父親の野望
実は父親にはあれでも野望があるんですよ。これは数年前、父が70歳になる前なんですが、俺にこう言ってきたことがあるんです。
「健太郎。本というのはどうすればいいんだ?」
いきなりこう言ってきたので、はじめ意図がよくわからなかったわけです。もしかすると本を書いて出版するという意味かな、と思ったので、「何。本を出したいの?」と聞いたら、「うむ」と頷くではないですか。それで俺、言いました。嫌な予感がしたので。
「どういう本を書きたいんだよ。まさか“私の歩み”とか“青春の思い出”とか、そういう…」
「まあ、そんなところだが……」
「誰が読むんだよそんな本!」
「定年退職したら、ぜひやりたかったんだが……」
「誰でも年とったら一度は考えるんだよ。でも素人の昔話を出版してくれる奇特な版元なんかないよ!」
「いや。
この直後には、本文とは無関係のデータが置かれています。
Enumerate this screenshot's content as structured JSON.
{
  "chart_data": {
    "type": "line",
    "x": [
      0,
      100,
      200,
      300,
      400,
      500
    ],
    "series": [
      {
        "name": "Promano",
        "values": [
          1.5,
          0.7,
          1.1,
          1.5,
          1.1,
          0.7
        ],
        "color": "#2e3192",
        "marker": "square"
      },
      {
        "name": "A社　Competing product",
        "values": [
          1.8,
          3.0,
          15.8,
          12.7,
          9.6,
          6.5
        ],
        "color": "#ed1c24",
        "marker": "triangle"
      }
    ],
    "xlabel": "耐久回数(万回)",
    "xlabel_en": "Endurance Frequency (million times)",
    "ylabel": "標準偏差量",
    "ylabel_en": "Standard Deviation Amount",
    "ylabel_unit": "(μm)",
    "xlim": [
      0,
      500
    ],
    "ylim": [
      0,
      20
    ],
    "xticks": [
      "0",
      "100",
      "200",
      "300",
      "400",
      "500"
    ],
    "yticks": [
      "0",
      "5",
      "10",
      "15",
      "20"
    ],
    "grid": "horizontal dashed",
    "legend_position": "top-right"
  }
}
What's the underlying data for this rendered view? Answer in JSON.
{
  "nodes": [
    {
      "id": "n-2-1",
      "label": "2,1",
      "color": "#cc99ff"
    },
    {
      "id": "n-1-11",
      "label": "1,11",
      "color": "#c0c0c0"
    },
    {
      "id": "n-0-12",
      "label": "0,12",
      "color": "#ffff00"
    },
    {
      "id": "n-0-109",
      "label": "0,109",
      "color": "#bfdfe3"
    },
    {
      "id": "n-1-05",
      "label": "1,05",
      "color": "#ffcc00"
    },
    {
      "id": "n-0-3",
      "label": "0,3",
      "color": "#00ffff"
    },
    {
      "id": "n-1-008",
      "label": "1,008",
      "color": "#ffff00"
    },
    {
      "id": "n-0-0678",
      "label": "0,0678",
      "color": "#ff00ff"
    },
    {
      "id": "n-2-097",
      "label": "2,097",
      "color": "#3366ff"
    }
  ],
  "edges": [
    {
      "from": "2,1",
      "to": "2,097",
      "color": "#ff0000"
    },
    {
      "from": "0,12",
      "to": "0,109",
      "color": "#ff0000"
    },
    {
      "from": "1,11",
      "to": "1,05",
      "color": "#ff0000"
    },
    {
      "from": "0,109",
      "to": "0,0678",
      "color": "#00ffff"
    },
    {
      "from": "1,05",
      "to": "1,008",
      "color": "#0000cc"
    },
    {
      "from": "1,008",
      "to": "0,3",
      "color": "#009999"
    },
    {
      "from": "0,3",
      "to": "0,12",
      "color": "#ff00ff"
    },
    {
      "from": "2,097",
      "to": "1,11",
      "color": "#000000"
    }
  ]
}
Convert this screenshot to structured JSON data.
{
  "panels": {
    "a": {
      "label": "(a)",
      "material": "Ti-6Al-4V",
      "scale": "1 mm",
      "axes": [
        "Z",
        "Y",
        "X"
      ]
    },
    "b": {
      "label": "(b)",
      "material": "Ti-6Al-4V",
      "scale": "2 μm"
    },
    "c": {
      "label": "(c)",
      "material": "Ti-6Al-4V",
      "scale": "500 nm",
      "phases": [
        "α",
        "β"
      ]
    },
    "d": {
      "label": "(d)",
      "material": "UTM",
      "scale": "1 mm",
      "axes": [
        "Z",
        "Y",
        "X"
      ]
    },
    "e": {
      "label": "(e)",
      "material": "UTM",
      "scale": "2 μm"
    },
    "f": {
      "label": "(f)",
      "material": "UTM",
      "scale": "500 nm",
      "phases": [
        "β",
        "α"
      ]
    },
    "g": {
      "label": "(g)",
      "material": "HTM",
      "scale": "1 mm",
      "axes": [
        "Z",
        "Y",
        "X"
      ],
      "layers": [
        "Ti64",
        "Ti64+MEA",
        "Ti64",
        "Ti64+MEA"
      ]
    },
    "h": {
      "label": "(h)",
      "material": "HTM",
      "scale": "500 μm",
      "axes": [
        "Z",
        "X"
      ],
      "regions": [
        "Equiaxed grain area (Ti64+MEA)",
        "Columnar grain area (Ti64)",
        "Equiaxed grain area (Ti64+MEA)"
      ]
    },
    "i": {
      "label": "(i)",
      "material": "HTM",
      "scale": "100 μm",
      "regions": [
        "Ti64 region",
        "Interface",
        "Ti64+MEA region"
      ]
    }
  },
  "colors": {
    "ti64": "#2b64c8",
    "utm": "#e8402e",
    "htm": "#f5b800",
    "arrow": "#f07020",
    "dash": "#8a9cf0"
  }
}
それはそう思っていたんだが、熊本のコガ君なんか、今度映画まで作るんだぞ」
熊本のコガ君というのは、父親の話によく登場する人物なんですよ。熊本出身の父親とは戦前からの親友で、小学校の同級生だったんですけど、数年前まで熊本県議会で保守系の有力議員をやっていた。父親の交友関係では一番の出世頭なんですね。
「コガさんだったら、地元の名士でしょう。映画はさすがにすごいけど、本ぐらいなら簡単に出せるだろうよ。でも父さんにそんなコネも財力もないでしょ。俺なんかコネにならんよ? 俺が講談社の社長だったとしても無理だよ。売れっこないんだから。親父が戦艦大和乗組員の最後の生き残りとかだったら別だけどさ、実際はただのサラリーマンでしょ」
「うむ。俺もそう思っていたのだが、こういうのを見つけてな」
そう言って父親が新聞の切り抜きを差し出しました。「貴方の想い出を本に!」と書いてある自費出版の広告であります。
「あー。自費出版。こういうのを専門でやってる版元もあるからな…」
「これによると、本屋さんにも並ぶと書いてある」
「あー無理無理。一応取り次ぎコードあるから書店に流すというんだろう? でもそれは、形だけそういうことにして、実際にはろくに流さないで著者に買い取らせるんだよ。こういう版元って、百パーセント著者から金とるよ? それも無意味にハードカバーにしたり箱入りにして、何百万も…」
「金がかかるのか?」
「当たり前だよ。著者が全部金出すから自費出版なんだよ! 古書業界では、田舎の社長が出すような自費出版の回顧本は“饅頭本”(まんじゅうぼん)と呼ばれて嫌われるんだよ。著者が自分の部下に買わせたり、自分が死んでから遺族が葬式饅頭の代わりに配るような本だから、饅頭本。著者以外、たぶん奥さんですらろくに読んでないと思うよ。古本屋も引き取らないから、ゴミに出されてそのまま消えていくんだよ」
http://d.hatena.ne.jp/keyword/%F1%BD%C6%AC%CB%DC?kid=153017
↑饅頭本とは(はてなダイヤリー)
……こういう出版社、ネットで「自費出版」と検索するとたくさん出てきますよね。中には表紙が布張りで刺繍施しているものまである。こんな本、いったいいくらかかるのか知りませんが、本屋さんでは見たことがありませんね。でもこれだけ版元があるということは、自分の本を出版したがる素人が、それだけ多いということなのでしょう。
俺の知人にも、素人出版の手伝いをしている人がいたんですよ。もちろん仕事で。彼はライターなので、著者になりたい老人の昔話を聞き取って、それを文章にしてあげるわけです。客はやはり、田舎で工場やってる中小企業の社長が多いとか。一応、事業で成功しているから金があるんですね。人間、お金を持つと名誉が欲しくなるのがものの順番みたいです。成功して70歳越えると勲章が欲しくなるそうですが、そこまで行かない人は、せめて本を出版することで“生きた証”にしたいと考えるんでしょう。
ちなみに熊本のコガ(古閑三博)さんは、その後本当に映画を完成させました。さすがに自分が主人公というわけではなく、地元の歴史的有名人を伝記映画にしたものです。俺、まだ映画見てないんですけど、父親がもらってきたシナリオにスタッフやキャストが一覧表になってました。一番最初のページに「製作総指揮」で古閑さんの名前が。その後に監督やスタッフが並んでいたんですが、いくら自民党の有力地方議員のプロデュースとはいえ、にわかに信じられないような豪華スタッフでした。スタッフの豪華さにも関わらず、マスコミではまったく報道されない作品でしたので、これは別エントリを立てて紹介するかもしれません(現在交渉中)。
それで、父親はまだ自伝出版をあきらめたわけではないので、このエントリも当然のことながらそのうち続きます。